Pourquoi cette envie de sortir un livre sur vos années libé presque 40 ans après ?

 

On peut dire que c’est un livre de circonstance publié dans le cadre de la campagne des « 40 ans du MLF ». En 1970, Libé n’existait pas encore, ayant été crée en 1973, moi j’y suis entrée en 1974, dans la deuxième équipe, alors que le journal se trouvait dans des conditions matérielles et financières très difficiles. De 1974 à 1979, j’ai été la principale rédactrice des articles sur la question des femmes et il m’a paru intéressant de les publier aujourd’hui, à la fois pour les chercheuses , les historien(ne)s et les jeunes générations qui ne savent pas grand-chose de cette période, et peut-être en ont une vision caricaturale.

 

Cette période correspond au développement du MLF, à son expansion dans la société et en même temps à sa récupération et à sa déformation.

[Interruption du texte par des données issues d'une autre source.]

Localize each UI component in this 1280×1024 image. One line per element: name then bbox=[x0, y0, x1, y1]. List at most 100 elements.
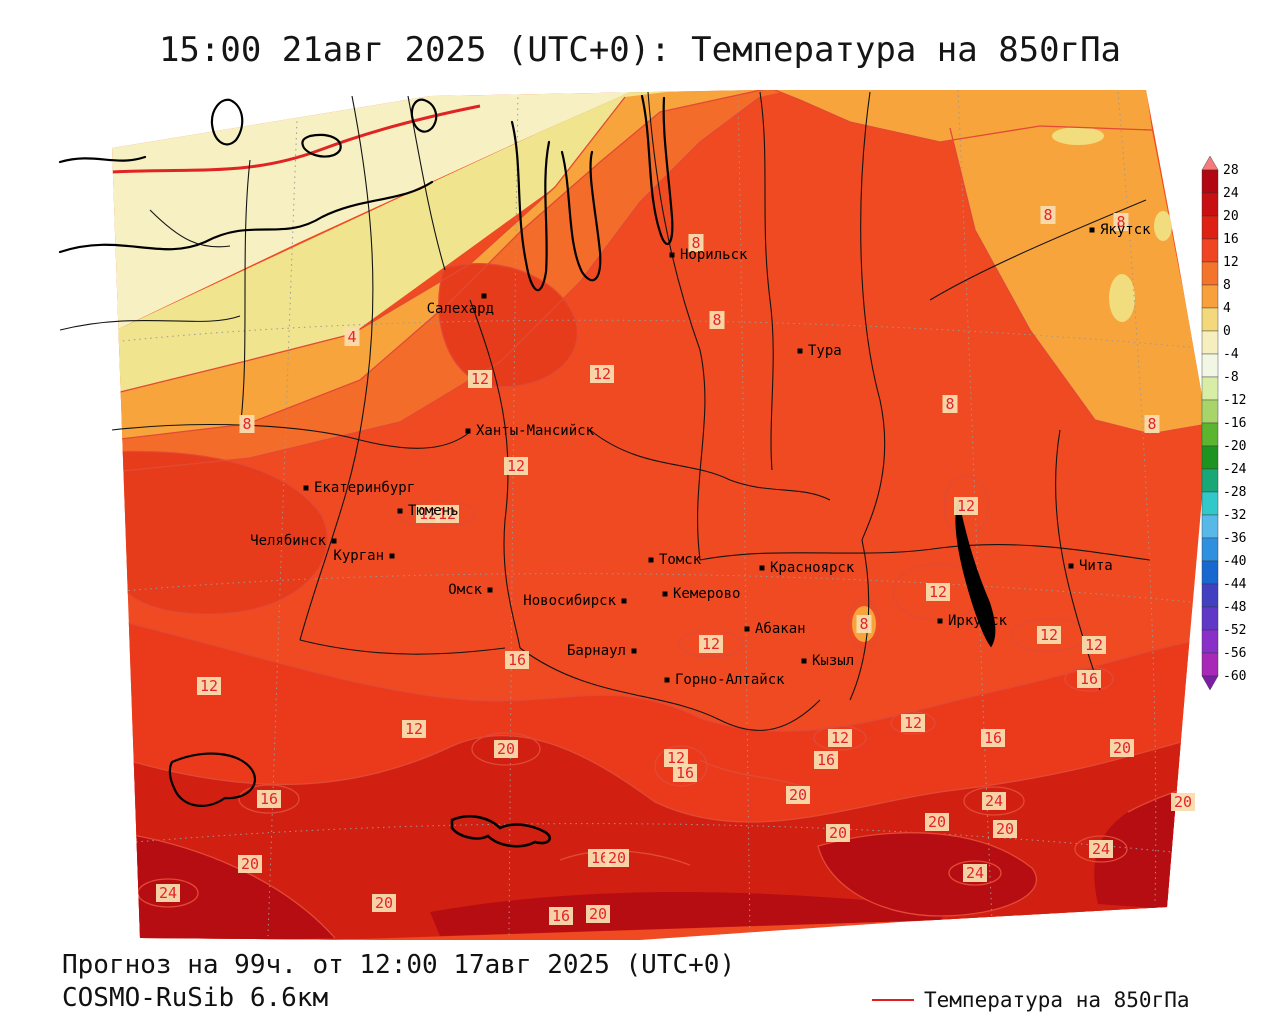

On voit bien comment alors le féminisme, pose problème aux syndicats, aux partis politiques,  de droite comme de gauche. Quand je dis récupération, l’ONU par exemple, décrète l’année 1975, Année internationale de la femme, alors que nous nous proclamions le mouvement de libération DES femmes. Cela correspond aussi au début du septennat de Giscard d’Estaing, qui nomme Françoise Giroud, qui est de gauche, au Secrétariat à la condition féminine. Nous féministes, cela nous fait hurler. Et le 8 mars 1975, on descend dans la rue en disant « Ni l’ONU nu Giroud, ne parleront pour nous ».

 

Un troisième intérêt pour publier ce livre est que j’étais dans un journalisme que l’on peut qualifier d’horizontal, écrivant tantôt un article sur le MLF, tantôt sur un livre écrit par une femme, ou sur une grève de femmes dans une usine, ou sur le début des mouvements de femmes en Espagne, les iraniennes qui refusent de porter le tchador au retour de Khomeiny. C’est donc tout à fait transversal.

 

Vous étiez reporter ?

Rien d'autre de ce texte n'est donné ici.